Приключения Желудя - Петкявичюс Витаутас (книги без сокращений .txt) 📗
— За такое оскорбление я прикажу засунуть вас в дуло пушки и выстрелить против ветра!
— Эту песню он сложил на страх вашим врагам, чтобы они тряслись, как осиновый лист! — поспешно объяснил Жёлудь.
И правителю пехотинцев понравилась песня. Он приказал своим солдатам как можно быстрее выучить её, а Жёлудю велел записать и разослать всем газетам мира следующее заявление:
"Я — единственный правитель Бобового царства Кривдина государства и никого больше знать не знаю. Я владыка владык всех бобовых, несравненный Тур-Боб-набоб. Я расколошмачу этого заросшего паутиной выскочку, заставлю его съесть подошву собственного сапога! Но это только начало. Потом я объявлю войну всему миру. Вперёд, вперёд к окончательной победе!"

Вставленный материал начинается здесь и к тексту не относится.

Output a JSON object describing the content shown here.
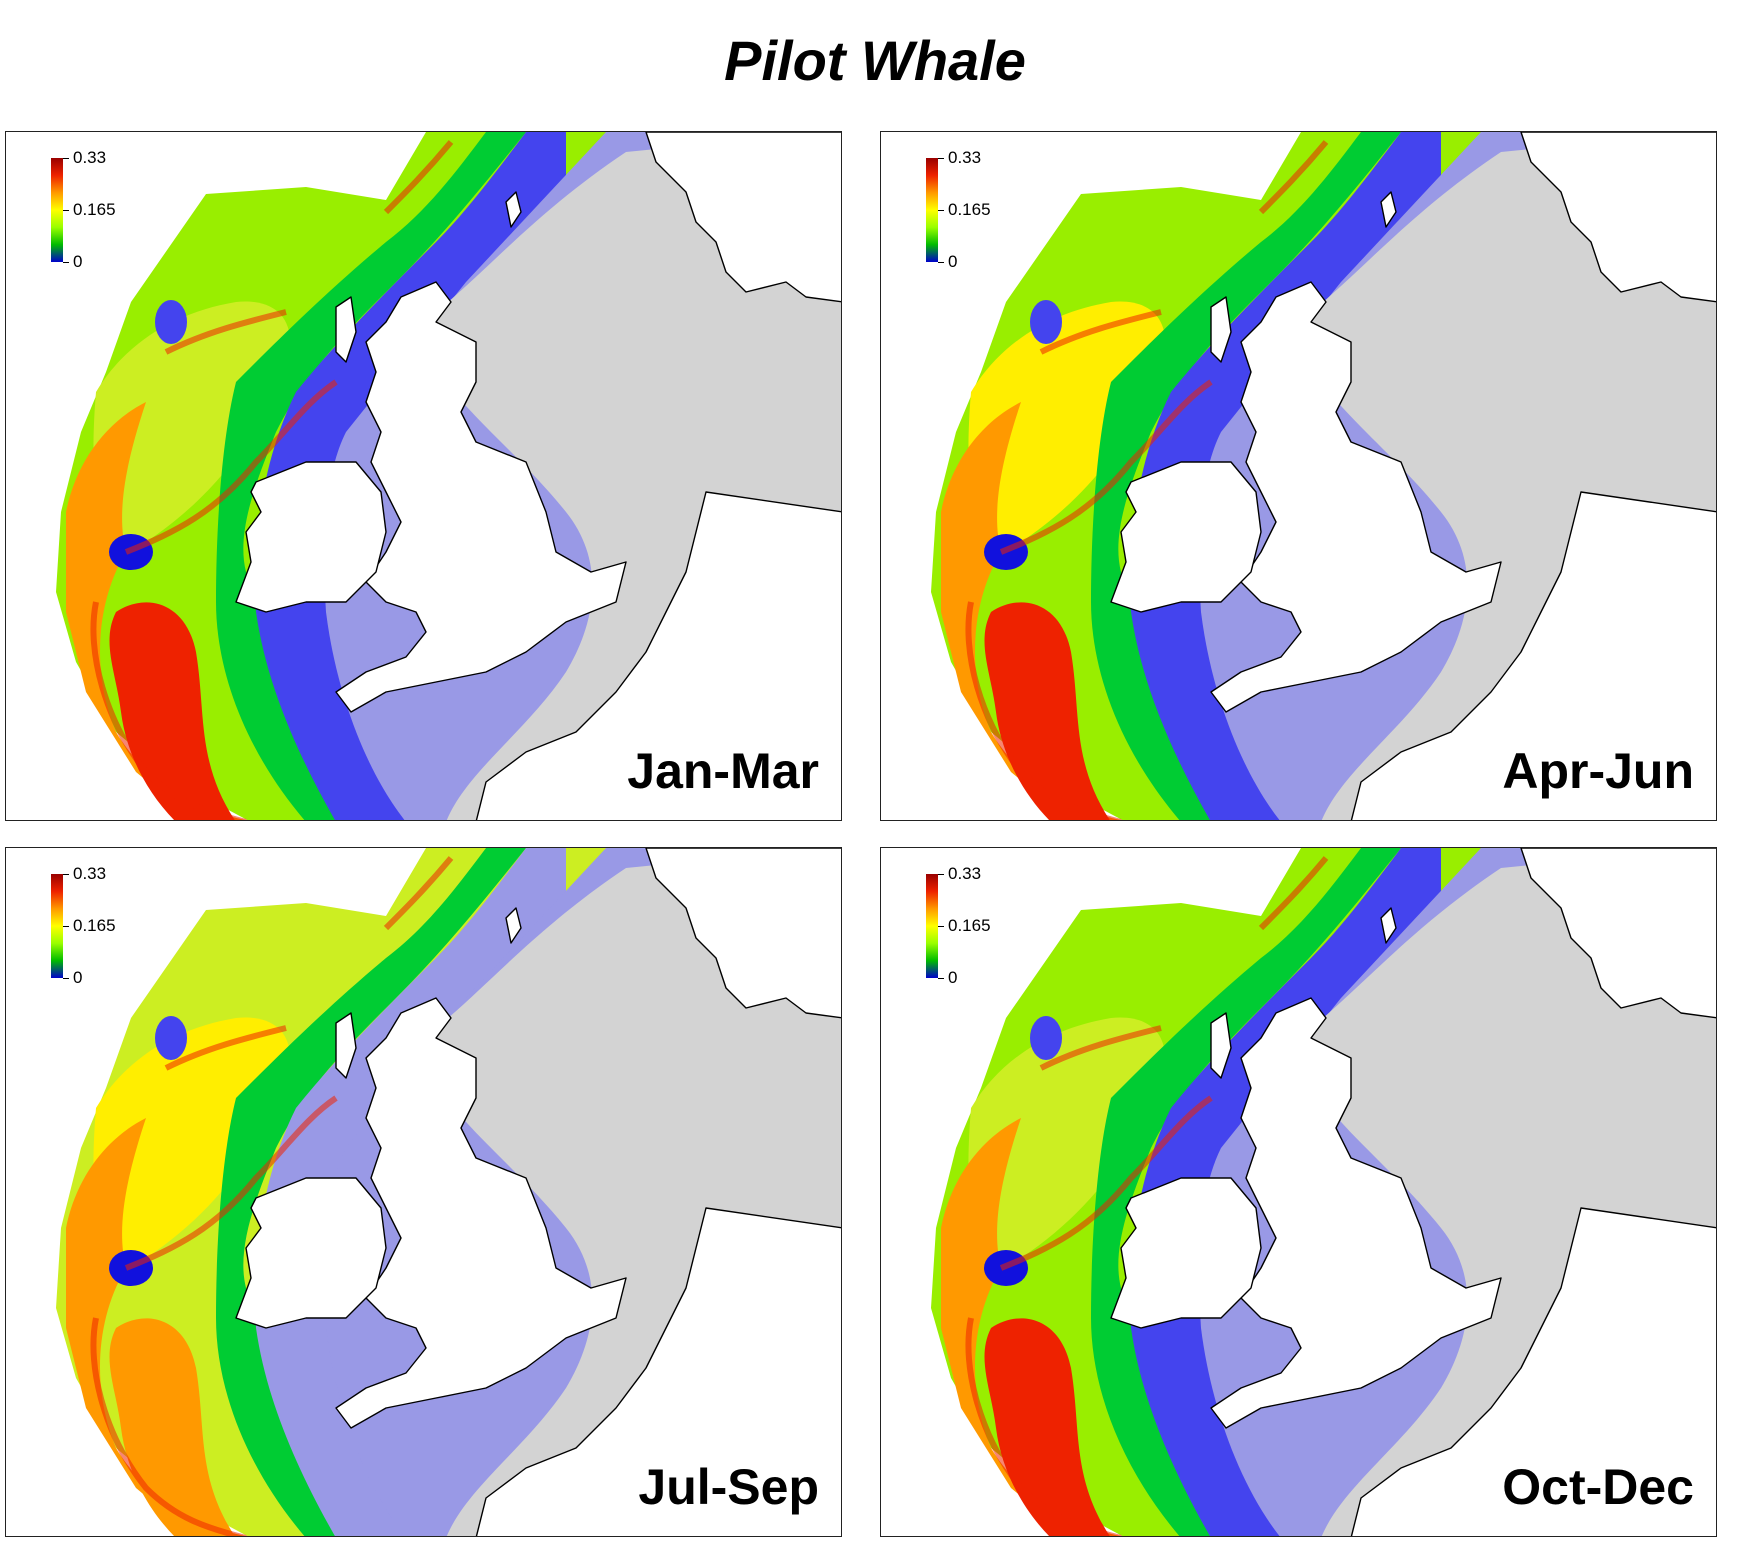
{
  "title": "Pilot Whale",
  "legend": {
    "max_label": "0.33",
    "mid_label": "0.165",
    "min_label": "0",
    "gradient_colors": [
      "#0000cc",
      "#00bb00",
      "#99ff00",
      "#ffff00",
      "#ff9900",
      "#ee2200",
      "#990000"
    ]
  },
  "colors": {
    "land": "#ffffff",
    "coast": "#000000",
    "zero_density_sea": "#d3d3d3",
    "very_low": "#9999e6",
    "low": "#4444ee",
    "deep_blue": "#1111dd",
    "green": "#00cc33",
    "light_green": "#99ee00",
    "yellow_green": "#ccee22",
    "yellow": "#ffee00",
    "orange": "#ff9900",
    "red": "#ee2200"
  },
  "panels": [
    {
      "season": "Jan-Mar"
    },
    {
      "season": "Apr-Jun"
    },
    {
      "season": "Jul-Sep"
    },
    {
      "season": "Oct-Dec"
    }
  ]
}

Все слуги вскочили, стали на руки, задрыгали в воздухе ногами и взревели:
— Ура набобу!
Так у них было принято приветствовать Тур-Боб-набоба.
Жёлудя и Гороха поместили в отдельной палатке. Друзья сели и долго ещё смеялись.
— Скажи, — начал Жёлудь, — неужели я выгляжу так же глупо, когда вру и хвастаюсь?
— Глуповато, — сказал Горошек. — А в общем, кто тебя знает…
— Э, братец, нам с тобой обманывать друг друга не к лицу. Ведь это дело дураков.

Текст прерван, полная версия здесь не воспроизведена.